Ce mécanisme vise à créer une égalité de traitement entre les industries produisant en Europe et soumises aux contraintes de l’ETS [système communautaire d’échange de quotas d’émission] et celles produisant à l’étranger et exportant leurs biens en Europe. Ainsi, l’objectif est d’éviter des fuites de carbone à mesure que la contrainte du prix du carbone va se renforcer (ce prix ayant atteint les 50 € / tonne) via un accroissement des importations ou une délocalisation des activités industrielles polluantes, et d’éviter que les producteurs étrangers ne soient favorisés par rapport aux producteurs européens.
Dans un second temps, il s’agit de tenter d’inciter les producteurs étrangers à réduire leur empreinte carbone, et de pousser leurs États à mettre en place des mesures similaires de tarification du carbone. Le mécanisme viserait certains biens, comme l’acier, le ciment ou certains produits pétrochimiques. Les exportateurs devront prouver que leurs émissions sont moins forts que le taux moyen qui leur est appliqué s’ils veulent en être exonérés, ou montrer qu’il y a chez eux des contraintes directes et indirectes qui ont un effet équivalent au prix du carbone en Europe. Pour être compatible avec les règles de l’OMC, il faut que ce mécanisme soit non discriminant – si bien qu’il doit s’appliquer à tous et nécessite une réduction proportionnelle des quotas d’émissions gratuits en Europe dont bénéficient les industriels.
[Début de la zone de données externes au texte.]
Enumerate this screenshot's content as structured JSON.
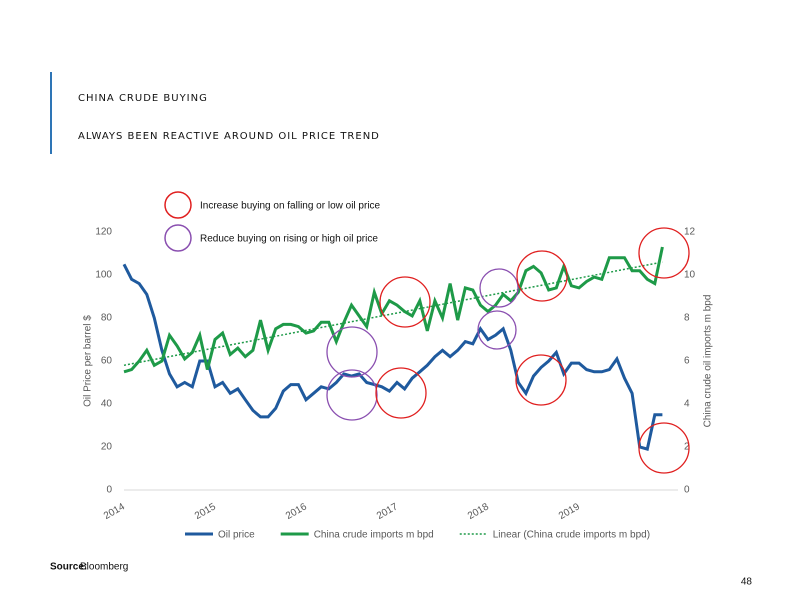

Les recettes doivent aller alimenter le budget européen, aider à financer les plans de relance, mais aussi être en partie redistribués aux États d’origine pour qu’ils avancent dans leur processus de décarbonation.
Les problèmes sont toutefois multiples : quels biens viser ? Comment tenir compte des pays où il n’y a pas de marché carbone, mais des contraintes règlementaires qui contiennent un « shadow price » ? Comment ne pas s’aliéner des alliés tels que l’Inde et ne pas mettre en péril le libre-échange ? Comment éviter que des pays et entreprises ne détournent tout simplement leurs exportations très intensives en carbone vers d’autres zones, ce qui ne règlerait rien au problème ? Deux certitudes existent toutefois : les entreprises européennes vont être soumises à des contraintes grandissantes et doivent être protégées de la concurrence extérieure ; et les règles du commerce international doivent intégrer les enjeux des externalités environnementales et climatiques qui sont parfaitement légitimes.
Peut-on parler de diplomatie du carbone ?
Idéalement, il faudrait qu’un prix mondial du carbone émerge au sein du G20, et qu’il soit mis en place par toutes les grandes puissances industrielles en avançant graduellement – un prix plus élevé pour les pays les plus riches, et un prix moins élevé d’abord pour les moins avancés. Il faudrait qu’il y ait partout un mouvement de renforcement et de convergence de cette tarification et des secteurs qui y sont soumis.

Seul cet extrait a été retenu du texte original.